If the rich get richer, then it’s in no way a given that the poor also get richer. Or at least a little better off.
That’s the main conclusion of a new report from the International Monetary Fund (IMF) that’s been reported in The Guardian. In rather dry economic terms, the IMF has rejected the concept of a ‘trickle-down’ of wealth. Or more simply, there’s a widening gap between the ‘haves’ and the ‘have nots’. The IMF’s report has echoed the frequent warnings by its managing director, Christine Lagarde, who has for months warned of rising inequality in national economies and advocated efforts to raise the incomes of the poor in society.
The conclusions of this report should not, sadly, come as much if any of a surprise. But political commentators and political strategists will note that the conclusions reflect one of the problems that the British economy – and Chancellor of the Exchequer George Osborne – will have to address in the coming months and years.
This problem has been that economic growth has not translated to rising wages for many within the population. This has been compounded by a rising cost of living, while regular news reports have suggested that higher wage earners have bucked the trend and become better rather than worse off. At the same time, new research has also challenged the existence of social mobility in the UK, indicating that higher paying employers are likely to favour applicants with private or selective educations.
Britain is something of a case in point for the IMF’s report, and it is a problem the Chancellor will have to tackle – particularly as he also endeavours to carve out further billions in savings from the public sector.
There may have been a public acceptance of stagnant wages, and even government spending cuts in the aftermath of the credit crunch.
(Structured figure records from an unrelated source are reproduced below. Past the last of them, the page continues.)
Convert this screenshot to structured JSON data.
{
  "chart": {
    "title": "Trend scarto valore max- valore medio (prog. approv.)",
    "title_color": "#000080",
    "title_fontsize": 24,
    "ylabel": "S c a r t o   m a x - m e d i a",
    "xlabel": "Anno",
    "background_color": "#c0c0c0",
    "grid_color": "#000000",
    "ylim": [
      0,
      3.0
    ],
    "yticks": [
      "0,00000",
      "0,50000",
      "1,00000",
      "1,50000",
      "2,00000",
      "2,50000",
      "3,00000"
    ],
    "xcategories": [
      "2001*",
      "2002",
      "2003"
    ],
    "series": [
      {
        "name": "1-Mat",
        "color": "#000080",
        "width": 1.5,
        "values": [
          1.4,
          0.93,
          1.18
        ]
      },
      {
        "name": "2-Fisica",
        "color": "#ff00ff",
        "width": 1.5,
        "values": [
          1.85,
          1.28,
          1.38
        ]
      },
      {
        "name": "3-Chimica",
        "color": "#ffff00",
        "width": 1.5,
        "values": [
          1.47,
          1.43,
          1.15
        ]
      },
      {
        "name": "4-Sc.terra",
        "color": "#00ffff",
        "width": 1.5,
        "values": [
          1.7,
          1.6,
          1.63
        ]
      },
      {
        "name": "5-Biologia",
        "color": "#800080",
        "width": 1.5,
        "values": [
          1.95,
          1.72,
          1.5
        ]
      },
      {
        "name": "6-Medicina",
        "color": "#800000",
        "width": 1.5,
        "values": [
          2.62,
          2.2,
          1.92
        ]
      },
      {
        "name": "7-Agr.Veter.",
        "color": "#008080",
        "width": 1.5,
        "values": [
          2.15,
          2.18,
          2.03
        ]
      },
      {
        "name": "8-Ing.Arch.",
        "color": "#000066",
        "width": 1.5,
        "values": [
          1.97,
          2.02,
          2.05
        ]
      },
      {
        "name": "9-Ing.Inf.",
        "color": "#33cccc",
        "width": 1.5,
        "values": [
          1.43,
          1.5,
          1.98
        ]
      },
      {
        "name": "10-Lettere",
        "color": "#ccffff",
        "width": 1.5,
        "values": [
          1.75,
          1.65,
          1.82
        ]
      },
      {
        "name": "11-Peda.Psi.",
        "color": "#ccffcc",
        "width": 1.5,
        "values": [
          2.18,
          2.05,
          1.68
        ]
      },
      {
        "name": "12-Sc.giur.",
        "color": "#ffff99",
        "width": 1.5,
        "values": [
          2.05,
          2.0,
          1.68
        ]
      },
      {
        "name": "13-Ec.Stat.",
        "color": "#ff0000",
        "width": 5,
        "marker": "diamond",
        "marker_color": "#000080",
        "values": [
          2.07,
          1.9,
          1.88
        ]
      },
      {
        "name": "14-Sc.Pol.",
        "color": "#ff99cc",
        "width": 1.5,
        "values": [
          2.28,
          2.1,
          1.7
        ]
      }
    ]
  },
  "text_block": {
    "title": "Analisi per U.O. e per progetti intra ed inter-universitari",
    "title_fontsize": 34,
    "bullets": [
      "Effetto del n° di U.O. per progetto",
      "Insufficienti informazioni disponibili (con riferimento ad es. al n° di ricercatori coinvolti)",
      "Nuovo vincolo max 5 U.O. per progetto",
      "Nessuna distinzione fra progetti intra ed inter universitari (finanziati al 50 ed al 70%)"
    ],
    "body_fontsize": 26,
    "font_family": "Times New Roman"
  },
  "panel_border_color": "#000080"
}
It was at least more easily explained. But the British public is unlikely to be sympathetic if more public services are stretched or even cut further, while wages struggle to keep up with rising living costs.
This would create a scenario for the opposition parties to capitalise on. The Conservative government will have to guard against such a possibility – showing not only why its cuts to public spending are important, but also that British society is meritocratic and egalitarian. Failure to do so will reduce the Conservatives’ prospects in 2020 and will reduce the possibility of Mr Osborne achieving what many have suggested is his goal of becoming Prime Minister.